Unless an administrator edits a users balance without adding a log entry, every single event uses this to insert some sort of information.

data string

Additional Information

Not visible anywhere, this column is generally used to store extra information for events, usually in a form of a serialized array.


Hooks that support template tags in the log entry uses this column to store the type of template tags that are supported and can be used when the log entry is rendered.

* You can use the MYCRED_DEFAULT_KEY constant to change the default point type. It must be used before the database is installed in order for its value to be set in the database as the default. If not, it will default to mycred_default.

myCred does not allow log entries of zero points! Zero points are interpreted by myCred as “feature is disabled” and will refuse to save the log entry.

While you can add zero point entries via e.g. the $wpdb class, the functions myCred provides for adding log entries will require that you provide a reference, point amount, user ID, and log entry.

Showing the Log

By default, myCred only shows the log in the wp-admin area of your website. Users can access their own history in the wp-admin area under the “Profile” menu but for front-end access, the mycred_history shortcode or the Balance widget must be used.

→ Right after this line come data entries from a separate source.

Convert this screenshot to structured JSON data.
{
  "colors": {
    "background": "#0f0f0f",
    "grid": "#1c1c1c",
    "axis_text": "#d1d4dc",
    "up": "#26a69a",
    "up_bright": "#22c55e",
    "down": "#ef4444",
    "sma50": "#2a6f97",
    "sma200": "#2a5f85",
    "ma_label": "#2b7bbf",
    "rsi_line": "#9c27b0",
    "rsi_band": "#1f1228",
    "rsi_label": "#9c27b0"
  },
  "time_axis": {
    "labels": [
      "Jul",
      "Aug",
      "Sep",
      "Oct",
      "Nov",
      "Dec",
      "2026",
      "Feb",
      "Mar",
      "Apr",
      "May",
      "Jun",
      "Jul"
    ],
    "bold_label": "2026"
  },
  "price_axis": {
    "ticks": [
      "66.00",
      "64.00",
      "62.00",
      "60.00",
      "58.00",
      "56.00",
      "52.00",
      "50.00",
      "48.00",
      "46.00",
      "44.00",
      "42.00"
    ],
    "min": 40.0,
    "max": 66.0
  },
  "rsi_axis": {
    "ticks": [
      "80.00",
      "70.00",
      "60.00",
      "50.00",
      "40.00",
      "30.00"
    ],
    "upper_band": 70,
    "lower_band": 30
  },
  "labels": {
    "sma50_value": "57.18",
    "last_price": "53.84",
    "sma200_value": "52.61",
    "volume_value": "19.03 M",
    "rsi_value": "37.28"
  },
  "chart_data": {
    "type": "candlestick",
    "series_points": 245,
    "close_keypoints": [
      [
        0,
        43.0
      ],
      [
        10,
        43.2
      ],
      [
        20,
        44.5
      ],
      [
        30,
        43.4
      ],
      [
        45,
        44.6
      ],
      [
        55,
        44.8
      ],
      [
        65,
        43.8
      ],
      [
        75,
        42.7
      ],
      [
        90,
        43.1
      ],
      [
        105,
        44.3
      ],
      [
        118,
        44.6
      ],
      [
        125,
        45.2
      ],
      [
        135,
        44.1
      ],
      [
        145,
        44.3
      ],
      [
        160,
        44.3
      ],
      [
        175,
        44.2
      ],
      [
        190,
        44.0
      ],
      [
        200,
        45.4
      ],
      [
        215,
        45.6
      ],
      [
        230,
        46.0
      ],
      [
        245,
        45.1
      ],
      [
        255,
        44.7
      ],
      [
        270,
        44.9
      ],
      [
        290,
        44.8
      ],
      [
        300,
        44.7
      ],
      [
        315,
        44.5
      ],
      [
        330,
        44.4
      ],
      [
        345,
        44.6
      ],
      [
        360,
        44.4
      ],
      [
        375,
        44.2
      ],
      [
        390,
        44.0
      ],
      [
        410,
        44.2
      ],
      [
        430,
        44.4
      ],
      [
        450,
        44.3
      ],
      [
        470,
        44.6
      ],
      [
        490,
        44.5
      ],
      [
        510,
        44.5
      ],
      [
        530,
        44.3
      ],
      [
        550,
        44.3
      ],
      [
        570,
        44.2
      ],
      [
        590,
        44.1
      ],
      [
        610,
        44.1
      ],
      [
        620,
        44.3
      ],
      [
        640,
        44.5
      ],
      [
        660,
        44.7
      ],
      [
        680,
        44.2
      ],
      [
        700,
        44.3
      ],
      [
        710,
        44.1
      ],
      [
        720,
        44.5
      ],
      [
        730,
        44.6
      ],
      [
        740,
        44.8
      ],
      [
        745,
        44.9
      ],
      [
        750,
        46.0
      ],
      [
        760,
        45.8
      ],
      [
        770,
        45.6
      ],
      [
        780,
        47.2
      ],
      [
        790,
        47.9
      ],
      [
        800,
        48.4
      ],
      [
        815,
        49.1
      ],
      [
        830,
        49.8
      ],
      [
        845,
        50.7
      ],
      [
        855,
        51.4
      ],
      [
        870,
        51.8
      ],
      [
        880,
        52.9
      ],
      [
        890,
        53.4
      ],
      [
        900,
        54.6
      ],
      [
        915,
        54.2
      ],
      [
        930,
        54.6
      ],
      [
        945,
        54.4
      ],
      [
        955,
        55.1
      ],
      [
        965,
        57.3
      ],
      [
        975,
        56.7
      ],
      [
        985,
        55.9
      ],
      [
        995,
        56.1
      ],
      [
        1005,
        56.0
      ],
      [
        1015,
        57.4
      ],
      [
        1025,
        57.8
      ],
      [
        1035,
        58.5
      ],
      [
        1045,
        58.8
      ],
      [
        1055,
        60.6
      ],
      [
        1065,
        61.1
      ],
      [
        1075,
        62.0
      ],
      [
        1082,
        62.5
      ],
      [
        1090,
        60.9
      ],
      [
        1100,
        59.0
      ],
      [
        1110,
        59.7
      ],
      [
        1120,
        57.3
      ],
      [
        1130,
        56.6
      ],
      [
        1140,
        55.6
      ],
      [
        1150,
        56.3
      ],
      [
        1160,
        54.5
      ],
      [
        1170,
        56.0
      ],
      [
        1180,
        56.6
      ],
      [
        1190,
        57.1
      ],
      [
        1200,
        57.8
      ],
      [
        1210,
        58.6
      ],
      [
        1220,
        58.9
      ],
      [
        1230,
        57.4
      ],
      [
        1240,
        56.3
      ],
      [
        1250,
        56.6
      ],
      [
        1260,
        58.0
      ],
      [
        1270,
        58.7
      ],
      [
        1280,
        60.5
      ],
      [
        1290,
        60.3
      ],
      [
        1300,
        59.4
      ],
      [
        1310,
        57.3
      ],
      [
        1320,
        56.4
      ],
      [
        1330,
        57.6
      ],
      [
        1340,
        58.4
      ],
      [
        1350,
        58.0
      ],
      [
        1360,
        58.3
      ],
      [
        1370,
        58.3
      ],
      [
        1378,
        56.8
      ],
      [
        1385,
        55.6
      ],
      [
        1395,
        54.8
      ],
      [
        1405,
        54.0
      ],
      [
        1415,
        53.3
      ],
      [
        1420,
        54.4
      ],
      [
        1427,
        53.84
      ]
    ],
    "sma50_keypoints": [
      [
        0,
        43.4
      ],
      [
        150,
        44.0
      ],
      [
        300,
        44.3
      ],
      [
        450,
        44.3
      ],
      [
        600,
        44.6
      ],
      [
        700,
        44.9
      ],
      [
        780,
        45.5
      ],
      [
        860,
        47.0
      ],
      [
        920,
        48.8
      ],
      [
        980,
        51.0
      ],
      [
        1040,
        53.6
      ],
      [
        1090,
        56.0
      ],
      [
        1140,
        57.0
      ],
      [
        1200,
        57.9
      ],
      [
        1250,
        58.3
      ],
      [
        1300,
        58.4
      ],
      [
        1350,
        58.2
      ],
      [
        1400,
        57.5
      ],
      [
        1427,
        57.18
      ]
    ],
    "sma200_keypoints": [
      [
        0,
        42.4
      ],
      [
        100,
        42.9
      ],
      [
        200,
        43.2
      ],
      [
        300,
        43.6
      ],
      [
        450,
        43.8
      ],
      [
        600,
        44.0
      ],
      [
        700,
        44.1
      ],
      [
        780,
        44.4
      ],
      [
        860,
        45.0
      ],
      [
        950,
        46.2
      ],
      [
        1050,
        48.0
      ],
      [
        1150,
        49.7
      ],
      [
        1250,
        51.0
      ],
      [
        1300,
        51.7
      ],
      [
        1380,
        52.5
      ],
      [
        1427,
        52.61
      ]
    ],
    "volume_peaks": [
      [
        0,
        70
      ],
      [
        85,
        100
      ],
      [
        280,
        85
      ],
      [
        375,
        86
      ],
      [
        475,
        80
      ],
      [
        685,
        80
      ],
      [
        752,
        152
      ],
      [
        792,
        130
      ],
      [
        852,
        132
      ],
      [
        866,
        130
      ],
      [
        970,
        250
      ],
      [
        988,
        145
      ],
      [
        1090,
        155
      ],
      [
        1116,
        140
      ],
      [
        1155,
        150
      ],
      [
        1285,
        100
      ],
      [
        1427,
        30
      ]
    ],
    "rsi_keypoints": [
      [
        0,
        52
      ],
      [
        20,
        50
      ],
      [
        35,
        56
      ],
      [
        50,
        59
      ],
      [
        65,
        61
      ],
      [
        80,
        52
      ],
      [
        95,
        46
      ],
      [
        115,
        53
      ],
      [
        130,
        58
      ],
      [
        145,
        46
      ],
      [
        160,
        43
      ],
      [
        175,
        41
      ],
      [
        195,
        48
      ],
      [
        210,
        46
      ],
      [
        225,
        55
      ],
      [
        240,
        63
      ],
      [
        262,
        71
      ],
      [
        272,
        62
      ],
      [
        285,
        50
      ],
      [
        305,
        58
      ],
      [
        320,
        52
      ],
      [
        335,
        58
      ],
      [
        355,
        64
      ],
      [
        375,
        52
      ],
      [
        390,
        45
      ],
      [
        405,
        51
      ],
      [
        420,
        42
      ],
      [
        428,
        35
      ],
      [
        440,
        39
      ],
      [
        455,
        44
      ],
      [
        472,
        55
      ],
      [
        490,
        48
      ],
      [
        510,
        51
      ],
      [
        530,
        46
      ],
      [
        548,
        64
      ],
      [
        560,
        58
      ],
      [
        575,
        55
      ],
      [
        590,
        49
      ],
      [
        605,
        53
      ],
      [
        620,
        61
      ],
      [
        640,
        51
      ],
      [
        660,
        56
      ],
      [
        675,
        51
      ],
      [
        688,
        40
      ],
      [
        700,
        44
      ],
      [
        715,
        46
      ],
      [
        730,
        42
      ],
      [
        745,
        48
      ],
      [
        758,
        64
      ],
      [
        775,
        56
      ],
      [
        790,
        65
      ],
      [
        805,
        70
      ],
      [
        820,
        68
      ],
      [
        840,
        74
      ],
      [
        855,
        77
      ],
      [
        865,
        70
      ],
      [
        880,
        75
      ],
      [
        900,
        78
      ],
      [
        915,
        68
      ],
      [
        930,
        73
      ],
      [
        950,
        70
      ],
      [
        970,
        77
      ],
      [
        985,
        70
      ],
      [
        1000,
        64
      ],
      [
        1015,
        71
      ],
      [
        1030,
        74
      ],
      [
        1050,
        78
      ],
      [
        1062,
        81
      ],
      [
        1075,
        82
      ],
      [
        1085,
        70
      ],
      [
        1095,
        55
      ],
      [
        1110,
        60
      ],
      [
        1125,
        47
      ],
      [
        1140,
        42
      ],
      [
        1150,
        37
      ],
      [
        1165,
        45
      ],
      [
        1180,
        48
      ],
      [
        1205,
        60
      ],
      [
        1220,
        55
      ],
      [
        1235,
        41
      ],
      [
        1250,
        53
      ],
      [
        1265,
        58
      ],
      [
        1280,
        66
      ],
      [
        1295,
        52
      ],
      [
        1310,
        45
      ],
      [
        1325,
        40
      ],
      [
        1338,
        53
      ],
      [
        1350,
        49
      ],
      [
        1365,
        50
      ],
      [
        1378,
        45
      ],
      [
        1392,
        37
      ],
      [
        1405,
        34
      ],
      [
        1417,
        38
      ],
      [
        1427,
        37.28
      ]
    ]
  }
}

Administrators and “Points Editors” can access the myCred log in the admin area. myCred will create a unique log page for each point type you have set up and will only show log entries for that particular point type. There is no admin screen where you can see all log entries no matter the point type.

As of version 1.6, administrators can edit log entries while as of version 1.7, the reference and amount can also be changed.

Dynamic Log Entries

Dynamic Log Entries allows you to always show the current title of for example a post that a user received points for. DLEs are an optional feature where you use Template Tags to represent details about the post/user / comment the log entry is connected to. These template tags are replaced with their current value each time a user views the log entry. This is particularly useful if you need to reference titles/links that are always current.

As an example, let’s say you want to give your users points for publishing content. In the log entry, we want to show the title and a link to the post that the points were given for. If we were to hardcode the title and URL into the log entry, the URL would become useless if the post later changes the title or URL. The log entry would still point to the old title and link. Using template tags, you eliminate this since the title and URL will always be shown as they currently are.

Again, DLEs are optional. If you prefer to use more generic language that does not need template tags, you are free to do so.

Type Description
General General template tags, e.g. Singular or plural format of the point type names etc.
Post Post related template tags, e.g. Post Title, Post Title with link etc.
Comment Comment related template tags, e.g. Comment ID, Comment post title or link etc.
User User related template tags, e.g. Username, Username with profile link etc.
Amount Amount related template tags, e.g. show points formatted or unformatted.